How does Data Platform perform deduplication with two or more sources. Can you change which source has precedence, can you change precedence priority.
This is a email from my customer explaining what they found.
"
A question came up this morning in some discussions regarding how Data Platform performs deduplication that we would like to see if you all can help us get some clarification on.
We understand the concept of Data Source Precedence and in a scenario where asset data is coming in from two different data sources, the process is configured to assign a level of precedence to those sources. This means that if an asset record is available in the data source with the higher precedence, then the inventory data from that data source is used, while other data is left out of the deduplicated results.
The question is about whether there is any chance that the deduplication decision could be based on the currency of the data as well.
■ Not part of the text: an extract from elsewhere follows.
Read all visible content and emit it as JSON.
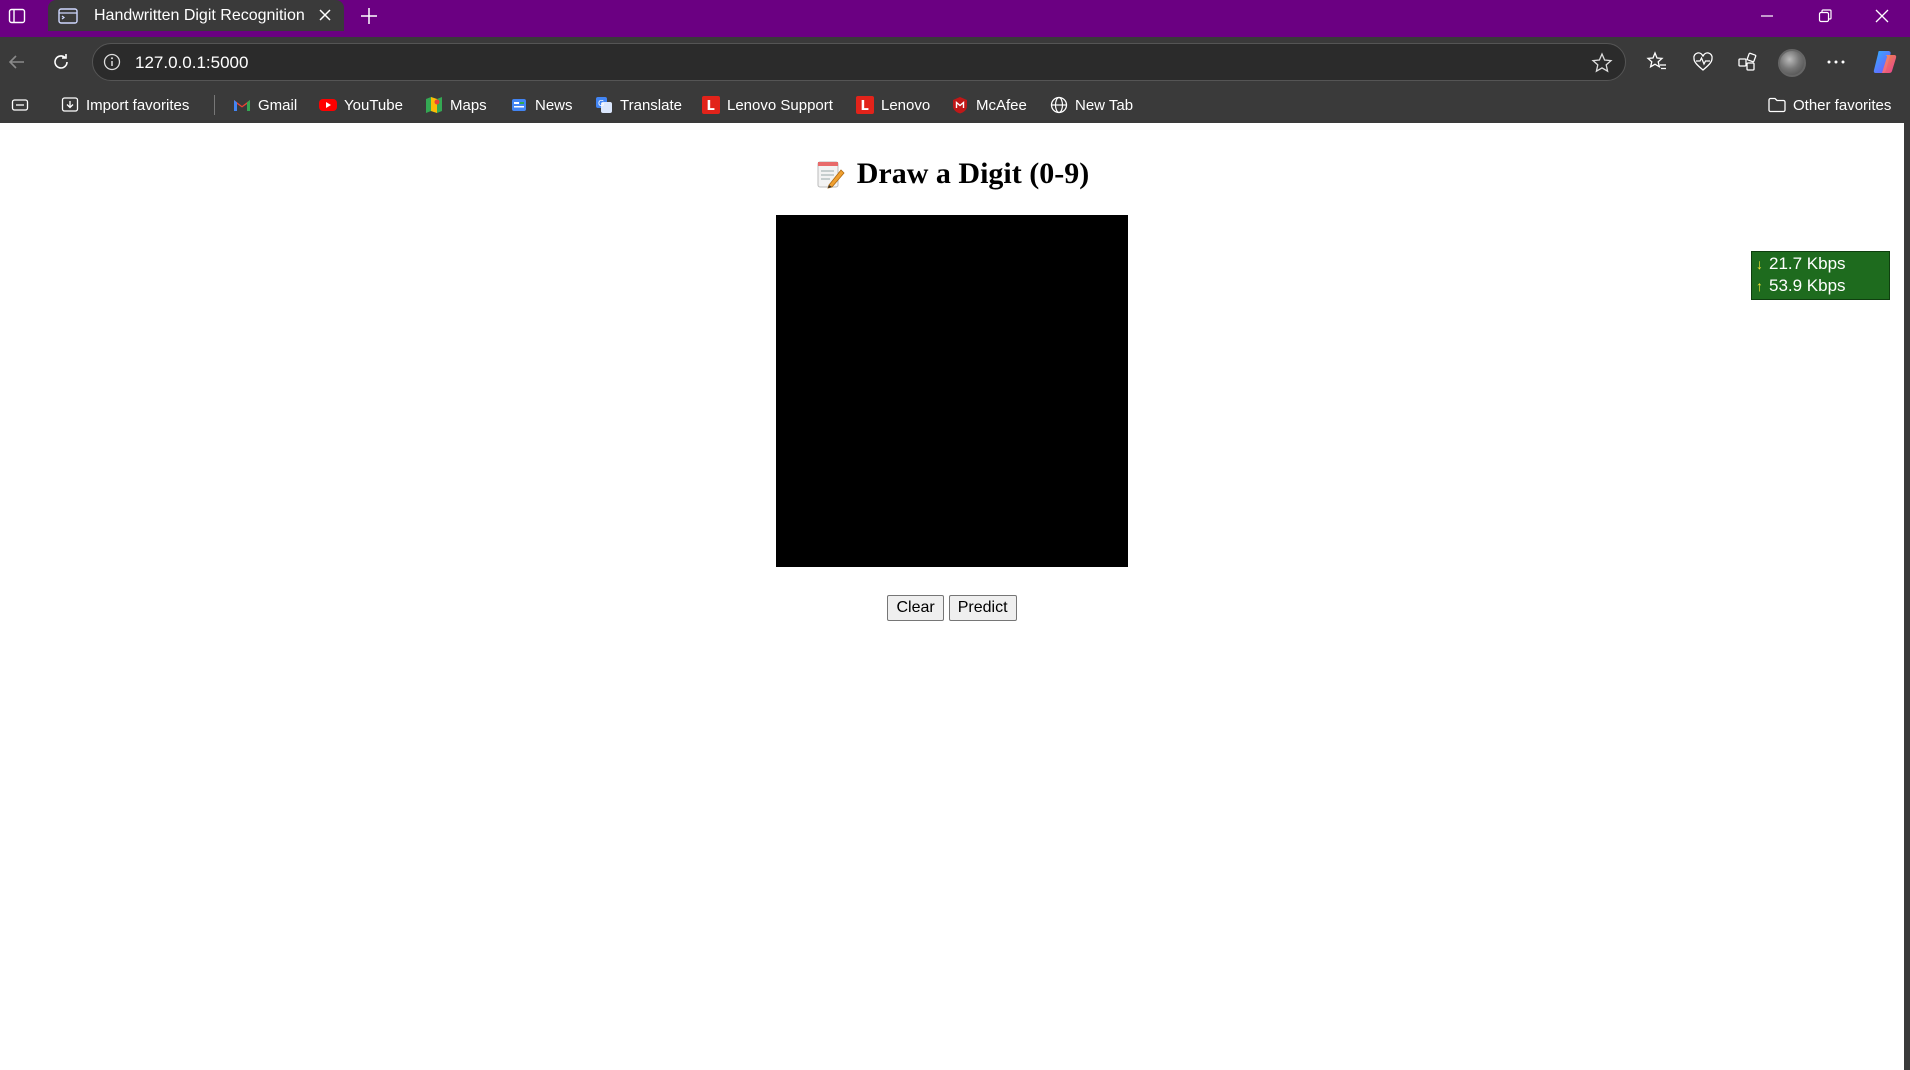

For example, if “Data Source A” has a higher precedence but “Data Source B” has more current data, could the data from “Data Source B” be used for the deduplicated results?
The scenario is especially important due to what I’m referring to as a “loophole” in the deduplication logic. What we found was an asset that is showing in the Tanium discovery data, but the device inventory has not been updated in 2 years (most likely because the Tanium software client was either disabled or removed). The same asset is also showing in the SCCM data but is current within the past week. In this case, due to the higher precedence that we have set for Tanium, the asset appears that it has not been on the network in 2 years. You can see the dilemma.
It just so happens that the server we found that has this problem is the Central Admin Server for the enterprise SCCM solution. So, when you look at our consolidated discovery data, it appears the SCCM primary server is not active on the network. I’m certain there are more in this same “loophole”. It would be EXTREMELY difficult to explain to someone who is looking at our data to get information about servers supporting enterprise solutions."
May 15, 2023 08:28 AM
Hi @terobinson
You can click the up and down triangle arrows to adjust the priority.
The closer to the top of the priority list, the higher the priority
May 15, 2023 02:53 PM - edited May 15, 2023 02:54 PM
I understand that but is there a way to set priority for single setting or only the entire list.
May 15, 2023 03:09 PM
That's for the entire list. And that's the only way we currently have to adjust the precedence priority.
May 15, 2023 03:15 PM